Na época, Radcliffe deixou de se apresentar por causa de um escândalo.

Minha mente zumbiu. Eu podia imaginar, Aaron Varney, aspirante a líder


religioso e desesperado por dinheiro rápido e fácil, descobrindo que seu pai era um
músico clássico mundialmente famoso. Elena não disse isso em voz alta, mas eu tinha
certeza que a mãe de Aaron era menor de idade quando Radcliffe dormiu com ela.
Então Aaron encontrou Radcliffe e..., o quê? Tentou convencê-lo a se juntar ao seu
templo em expansão. Mas se Radcliffe recusou... sabemos que Aaron usaria todas as
ferramentas à sua disposição para promover sua causa. Ele provavelmente ameaçou
Radcliffe para ir aos jornais, talvez até fazer sua mãe prestar queixa. Radcliffe estaria
arruinado, sua carreira em frangalhos.

E foi aí que Madame Usher entrou, com suas conexões na aplicação da lei. Ela
ofereceu a Radcliffe um emprego em Manderley e, em troca, talvez ela mantivesse o
culto de Aaron e a verdade sobre sua paternidade longe dos olhos do público. Radcliffe
devia a ela sua liberdade, sua reputação, contanto que ela mantivesse Aaron longe de
suas costas por qualquer meio necessário.

Mas ele também poderia dar a ela o que ela precisava, seus contatos no mundo
da música, um meio de colocar Manderley no cenário global como uma boa instituição.
Ele emprestou a ela a legitimidade de uma verdadeira escola de música enquanto no
fundo ela planejava e manobrava para... o quê? Ainda não tínhamos a peça final do
quebra-cabeça, as verdadeiras motivações de Madame Usher.

Eu não sabia se essa era a história completa, mas tinha certeza de que tinha
chegado ao ponto crucial. Isso explicava a ligação de Madame Usher com o Templo, e
a necessidade de Radcliffe se esconder atrás dela.

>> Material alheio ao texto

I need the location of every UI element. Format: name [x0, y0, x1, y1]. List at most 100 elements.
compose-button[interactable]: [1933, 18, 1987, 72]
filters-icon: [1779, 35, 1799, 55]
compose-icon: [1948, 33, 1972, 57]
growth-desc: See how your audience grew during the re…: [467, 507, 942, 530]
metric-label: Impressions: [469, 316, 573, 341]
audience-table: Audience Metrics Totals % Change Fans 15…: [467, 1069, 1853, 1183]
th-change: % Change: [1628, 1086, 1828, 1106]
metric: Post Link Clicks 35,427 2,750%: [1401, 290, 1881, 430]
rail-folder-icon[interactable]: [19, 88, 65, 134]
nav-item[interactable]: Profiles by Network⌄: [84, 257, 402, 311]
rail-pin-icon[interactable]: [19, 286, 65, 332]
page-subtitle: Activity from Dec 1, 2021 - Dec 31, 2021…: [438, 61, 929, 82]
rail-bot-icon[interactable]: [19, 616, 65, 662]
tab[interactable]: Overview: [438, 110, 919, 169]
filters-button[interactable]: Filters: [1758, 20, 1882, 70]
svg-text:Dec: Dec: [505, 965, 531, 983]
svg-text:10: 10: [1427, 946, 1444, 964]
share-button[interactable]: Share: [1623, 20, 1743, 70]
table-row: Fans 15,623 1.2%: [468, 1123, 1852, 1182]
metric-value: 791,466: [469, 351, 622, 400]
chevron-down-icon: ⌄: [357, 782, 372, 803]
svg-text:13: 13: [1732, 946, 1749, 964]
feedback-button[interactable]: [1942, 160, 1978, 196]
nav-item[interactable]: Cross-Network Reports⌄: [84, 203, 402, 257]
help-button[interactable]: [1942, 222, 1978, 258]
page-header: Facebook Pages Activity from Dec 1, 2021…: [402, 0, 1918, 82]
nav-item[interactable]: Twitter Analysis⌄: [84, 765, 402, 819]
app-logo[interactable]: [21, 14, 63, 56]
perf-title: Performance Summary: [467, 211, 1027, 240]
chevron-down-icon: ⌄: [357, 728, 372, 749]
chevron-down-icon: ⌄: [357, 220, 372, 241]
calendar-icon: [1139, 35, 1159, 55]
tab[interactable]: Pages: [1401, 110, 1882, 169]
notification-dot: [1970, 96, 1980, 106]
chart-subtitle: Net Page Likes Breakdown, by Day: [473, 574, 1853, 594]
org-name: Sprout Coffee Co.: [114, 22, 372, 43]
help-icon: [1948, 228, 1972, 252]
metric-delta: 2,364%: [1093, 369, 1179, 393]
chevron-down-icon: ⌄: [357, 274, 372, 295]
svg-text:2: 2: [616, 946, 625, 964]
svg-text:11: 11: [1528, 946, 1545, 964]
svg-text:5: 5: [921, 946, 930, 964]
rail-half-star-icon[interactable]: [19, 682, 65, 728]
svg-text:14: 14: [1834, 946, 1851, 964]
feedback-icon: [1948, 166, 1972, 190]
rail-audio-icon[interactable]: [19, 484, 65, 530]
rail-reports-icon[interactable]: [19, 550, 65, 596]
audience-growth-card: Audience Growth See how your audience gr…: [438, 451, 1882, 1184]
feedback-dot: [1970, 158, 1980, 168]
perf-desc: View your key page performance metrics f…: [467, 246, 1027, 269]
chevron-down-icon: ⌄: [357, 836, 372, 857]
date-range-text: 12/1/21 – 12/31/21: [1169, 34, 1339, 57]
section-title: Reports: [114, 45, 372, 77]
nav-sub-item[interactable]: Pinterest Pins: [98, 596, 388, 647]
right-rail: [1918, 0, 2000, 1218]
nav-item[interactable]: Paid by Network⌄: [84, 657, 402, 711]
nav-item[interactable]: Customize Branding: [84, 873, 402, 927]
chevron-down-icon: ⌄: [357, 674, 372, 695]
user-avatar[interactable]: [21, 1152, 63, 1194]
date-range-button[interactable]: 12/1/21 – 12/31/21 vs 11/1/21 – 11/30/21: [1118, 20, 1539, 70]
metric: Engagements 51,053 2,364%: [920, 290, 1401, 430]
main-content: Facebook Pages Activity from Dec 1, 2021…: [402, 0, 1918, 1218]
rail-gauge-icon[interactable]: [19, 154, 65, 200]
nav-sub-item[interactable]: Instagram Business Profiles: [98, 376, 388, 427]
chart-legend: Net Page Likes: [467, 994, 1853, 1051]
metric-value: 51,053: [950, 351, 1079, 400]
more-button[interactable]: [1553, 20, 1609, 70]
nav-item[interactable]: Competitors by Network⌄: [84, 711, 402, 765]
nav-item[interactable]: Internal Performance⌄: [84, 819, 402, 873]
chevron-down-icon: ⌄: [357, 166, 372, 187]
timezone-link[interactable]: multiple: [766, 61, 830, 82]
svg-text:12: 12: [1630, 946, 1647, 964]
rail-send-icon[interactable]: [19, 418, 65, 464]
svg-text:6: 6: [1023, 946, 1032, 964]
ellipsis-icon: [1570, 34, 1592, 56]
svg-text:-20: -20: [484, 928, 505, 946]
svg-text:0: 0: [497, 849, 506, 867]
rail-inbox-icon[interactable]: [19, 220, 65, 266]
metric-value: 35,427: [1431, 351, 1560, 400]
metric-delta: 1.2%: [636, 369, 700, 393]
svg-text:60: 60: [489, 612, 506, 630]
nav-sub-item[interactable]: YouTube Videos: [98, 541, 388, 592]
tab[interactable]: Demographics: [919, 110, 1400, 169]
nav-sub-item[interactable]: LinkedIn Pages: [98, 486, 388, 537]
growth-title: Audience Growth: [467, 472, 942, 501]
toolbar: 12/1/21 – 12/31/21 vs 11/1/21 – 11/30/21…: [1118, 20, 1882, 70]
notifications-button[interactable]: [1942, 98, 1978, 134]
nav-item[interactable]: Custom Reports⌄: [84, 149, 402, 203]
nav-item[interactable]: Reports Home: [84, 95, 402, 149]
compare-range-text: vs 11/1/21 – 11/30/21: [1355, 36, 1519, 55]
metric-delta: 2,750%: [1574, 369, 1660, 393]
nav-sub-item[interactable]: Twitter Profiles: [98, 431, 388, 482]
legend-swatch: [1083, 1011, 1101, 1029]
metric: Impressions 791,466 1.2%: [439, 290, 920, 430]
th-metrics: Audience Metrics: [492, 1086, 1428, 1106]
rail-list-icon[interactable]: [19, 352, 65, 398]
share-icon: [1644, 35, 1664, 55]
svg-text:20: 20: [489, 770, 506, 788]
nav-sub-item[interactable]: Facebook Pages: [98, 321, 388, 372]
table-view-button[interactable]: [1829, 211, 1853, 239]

A julgar pelo olhar assassino no
rosto de Dorien, ele chegou à mesma conclusão.

Isso é completamente fodido.

“O que fazemos agora?” Disse Titus.

Uma excelente pergunta. Ainda tínhamos um cadáver em nossas mãos.

“Chamamos a polícia,” disse Dorien. “Nós contamos a eles exatamente o que


aconteceu. Radcliffe era um bruto com fetiche por mulheres jovens e Elena se
defendeu. Isso é autodefesa, qualquer um poderá ver isso.”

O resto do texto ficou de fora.